Che i quattro anni passati da “Yuppie Flu at the zoo”, l’ultimo album completo, siano stati anni di gavetta ed esponenziale crescita - gli anni, tra l’altro, del bellissimo “The Boat EP”, degli split con Tarwater, Three Pieces e G.D.M., delle numerosi apparizioni in compilation e dei tanti concerti su e giù per l’Europa - lo può dimostrare con una certa determinazione questo “Days before the day”. A partire dalla bellissima “Drained by diamonds” - posta non a caso in apertura come manifesto di indie-pop-rock dalle soffici tinte elettroniche - l’album crea un percorso sonoro verso il quale è difficile rimanere indifferenti: gli Yuppie Flu abbandonano con naturalezza l’ombra dei Pavement e decidono di intraprendere percorsi musicali parzialmente mutati rispetto alla loro precedente inclinazione. Succede così che i soffusi colori folk/lo-fi si tingano di sfumature indie-troniche dipinte da synth, moog e mellotron, accompagnate dall’efficace intreccio di batterie elettroniche ed acustiche e dirette dal carillon naif della voce di Matteo Agostinelli. Il che, seppur sull’esempio di band come Notwist, Grandaddy e Hood, significa apertura di nuovi (in)contaminati orizzonti.
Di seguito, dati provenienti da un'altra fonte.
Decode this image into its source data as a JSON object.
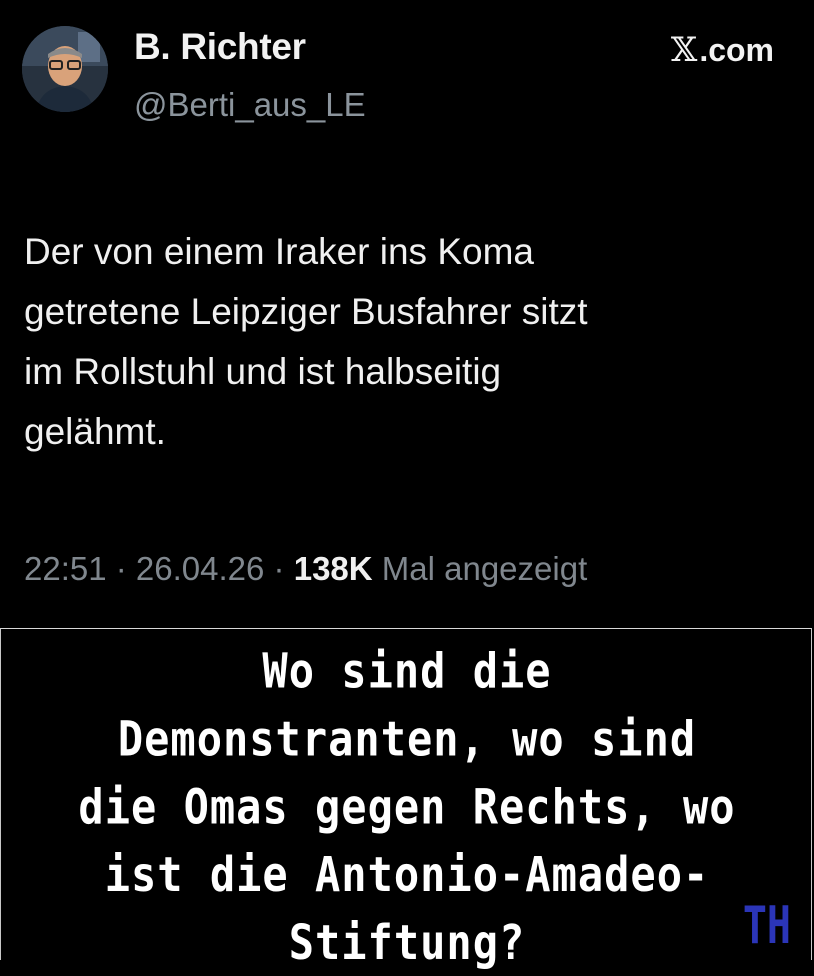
{
  "post": {
    "author_name": "B. Richter",
    "author_handle": "@Berti_aus_LE",
    "brand": {
      "x_glyph": "𝕏",
      "suffix": ".com"
    },
    "text": "Der von einem Iraker ins Koma\ngetretene Leipziger Busfahrer sitzt\nim Rollstuhl und ist halbseitig\ngelähmt.",
    "time": "22:51",
    "separator": " · ",
    "date": "26.04.26",
    "views_count": "138K",
    "views_label": "Mal angezeigt"
  },
  "caption": {
    "lines": [
      "Wo sind die",
      "Demonstranten, wo sind",
      "die Omas gegen Rechts, wo",
      "ist die Antonio-Amadeo-",
      "Stiftung?"
    ]
  },
  "watermark": "TH",
  "colors": {
    "background": "#000000",
    "text_primary": "#f0f0f0",
    "text_secondary": "#80878e",
    "watermark": "#2b35b8"
  }
}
Non c’è rivoluzione e non c’è il capolavoro in “Days before the day”, ma ci sono sensazioni forti e tenui che nascono dall’incedere lento di “Dreamed frontier” (con Francesco alla voce); c’è l’accattivante divertimento di “Eyes of dazzling bright” e di “Food for the ants”; c’è la melanconica orchestralità indietronica di “Silverdeer” e la crepuscolare profondità dello struggente pianoforte di “Now and on”. Ci sono insomma dieci canzoni raffinate, eleganti e mai ammiccanti, canzoni che suonano ormai pienamente Yuppie Flu.
“Days before the day” sorride melanconicamente e trova la sua più naturale luce nell’alba e nel tramonto, e anche se non rivoluzionerà la stagione, neppure morrà con il suo passare: questo è semplicemente un bellissimo album che vive di vita propria, di una propria personalità cresciuta anche con gli ascolti, ma ormai divenuta pressoché autonoma.